Students were given the chance to speak in small groups from each concentration through mentoring round table sessions led by professionals representing organizations such as CBS Channel 9, NBC News, Washington Nationals, Mars Candy and Booz Allen Hamilton. Spaces at each table were limited and filled by students on a first-come first-serve basis.

Students spent a few minutes at each table, getting the chance to ask questions and learn about possible career paths before moving onto another mentor’s table.

Dr. Megan Tucker, the BA program director of the Communication department spoke on the importance of events like these.

“A lot of the time students don’t know where to go to find information about future careers or internships, or what it looks like to have a [communication] degree afterwards. They know what they’re studying and what their concentrations are but not necessarily how that translates into a career or a job,” said Tucker.

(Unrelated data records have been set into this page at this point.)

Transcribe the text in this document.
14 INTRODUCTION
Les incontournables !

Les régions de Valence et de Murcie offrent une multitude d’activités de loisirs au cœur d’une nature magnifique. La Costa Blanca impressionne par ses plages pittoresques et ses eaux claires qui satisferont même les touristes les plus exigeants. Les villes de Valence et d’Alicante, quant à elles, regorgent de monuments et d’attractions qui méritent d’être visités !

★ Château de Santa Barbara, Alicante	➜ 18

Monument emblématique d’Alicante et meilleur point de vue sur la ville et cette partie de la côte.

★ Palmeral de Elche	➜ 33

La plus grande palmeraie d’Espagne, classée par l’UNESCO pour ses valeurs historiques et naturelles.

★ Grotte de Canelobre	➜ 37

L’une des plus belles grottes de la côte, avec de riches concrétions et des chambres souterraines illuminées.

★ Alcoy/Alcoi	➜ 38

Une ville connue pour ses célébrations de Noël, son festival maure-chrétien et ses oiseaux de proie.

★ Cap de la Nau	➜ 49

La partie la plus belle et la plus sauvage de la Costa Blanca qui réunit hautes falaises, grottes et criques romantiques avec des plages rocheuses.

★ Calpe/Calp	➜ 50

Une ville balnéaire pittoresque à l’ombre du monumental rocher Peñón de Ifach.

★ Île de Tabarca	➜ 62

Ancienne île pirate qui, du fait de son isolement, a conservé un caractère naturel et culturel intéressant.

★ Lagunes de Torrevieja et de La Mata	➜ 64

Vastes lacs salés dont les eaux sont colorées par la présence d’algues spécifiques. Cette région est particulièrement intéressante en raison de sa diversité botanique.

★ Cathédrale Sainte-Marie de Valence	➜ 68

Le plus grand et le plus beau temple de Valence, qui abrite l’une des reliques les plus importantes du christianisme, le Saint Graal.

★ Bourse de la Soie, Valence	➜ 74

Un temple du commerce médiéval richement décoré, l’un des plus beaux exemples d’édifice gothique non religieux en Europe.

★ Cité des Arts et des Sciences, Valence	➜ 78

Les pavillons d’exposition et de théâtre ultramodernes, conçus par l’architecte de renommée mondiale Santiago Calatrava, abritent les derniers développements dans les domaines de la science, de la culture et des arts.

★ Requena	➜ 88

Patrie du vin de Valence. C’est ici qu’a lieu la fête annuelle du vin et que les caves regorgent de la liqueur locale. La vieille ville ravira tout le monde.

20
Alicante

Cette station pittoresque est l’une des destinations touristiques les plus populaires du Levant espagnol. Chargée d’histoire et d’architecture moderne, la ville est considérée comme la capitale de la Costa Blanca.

When asked about the benefits of small group mentoring, Tucker affirmed that,“You can get one on one personalization from the individual you are talking to, because they have stories and if they just have a planned list — a speech of things they are going to say — you can’t really ask questions.”

Tucker also added that this event is good experience for interviews. She suggested that students bring business cards to promote themselves for future events similar to this one.

“This is all about self-marketing and self-branding and getting your name out there for networking,” Tucker said.

Sophomore communication major Isabelle Barrett decided to attend the career forum after hearing about it from her professors. “Since I am eventually going to become a professional in the field of communication, hopefully I will get some connections from this and at least meet other [communication] students,” said Barrett.

Abigail Howard, a communication major with a concentration in journalism, expressed her excitement for the mentoring sessions. “I’m excited to be able to talk to professionals and see where they come from, and how they got to where they are, and build from that, and lean on that with my schoolwork.”

The keynote address was given by Rana Novak, a Global Policy Center affiliate at UVA and Syrian American advocate for refugees and civilians, as well as an employee of International Business Machines Corporation (IBM).

At the forum, Novak spoke about her work within IBM as well as her strong advocacy for the Syrian refugee crisis. Overall, Novak advocated for the use of communication as a voice for those without one to students.

Describing what students might do with their own platform in the communication field, Novak said,“You’re going to be defined by the kind of person you are.”